Final answer:
To determine the equation of a hyperbola with ends of conjugate axis at (2, -7) and (2, 5), and a vertex at (0, -1), we first find the values of a, b, h, and k. The center of the hyperbola is the midpoint of the ends of the conjugate axis, which gives us h = 2 and k = -1. The distance between the vertex and one end of the conjugate axis gives us the value of a, and the distance between the center and one end of the transverse axis gives us the value of b. Plugging in these values, we can obtain the equation of the hyperbola.
Step-by-step explanation:
To find the equation of a hyperbola, we need to determine the values of a, b, h, and k.

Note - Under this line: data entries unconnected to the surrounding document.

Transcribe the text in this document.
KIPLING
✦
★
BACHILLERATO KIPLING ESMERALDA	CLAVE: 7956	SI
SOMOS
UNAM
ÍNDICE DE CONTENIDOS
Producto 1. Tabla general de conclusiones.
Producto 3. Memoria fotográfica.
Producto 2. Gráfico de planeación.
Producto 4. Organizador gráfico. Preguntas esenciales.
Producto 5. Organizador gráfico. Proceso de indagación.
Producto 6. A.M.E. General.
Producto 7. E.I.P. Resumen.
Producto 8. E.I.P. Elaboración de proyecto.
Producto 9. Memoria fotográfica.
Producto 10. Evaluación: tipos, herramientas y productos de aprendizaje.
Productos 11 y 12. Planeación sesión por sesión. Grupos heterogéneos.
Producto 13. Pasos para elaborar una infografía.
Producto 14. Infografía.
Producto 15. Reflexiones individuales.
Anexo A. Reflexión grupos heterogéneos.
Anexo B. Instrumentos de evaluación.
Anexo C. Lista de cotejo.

The center of the hyperbola is the midpoint between the ends of the conjugate axis, which is given as (2, -1). So, we have h = 2 and k = -1.
Now, the distance between the vertex (0, -1) and one of the ends of the conjugate axis is the value of a. Since the vertex is at (0, -1) and one of the ends is at (2, -7), the distance is 6. So, a = 6.
The distance between the center (2, -1) and one of the ends of the transverse axis is the value of b. Since the center is at (2, -1) and one of the ends is at (2, 5), the distance is 6. So, b = 6.
Therefore, the equation of the hyperbola is (x - 2)^2/36 - (y + 1)^2/36 = 1.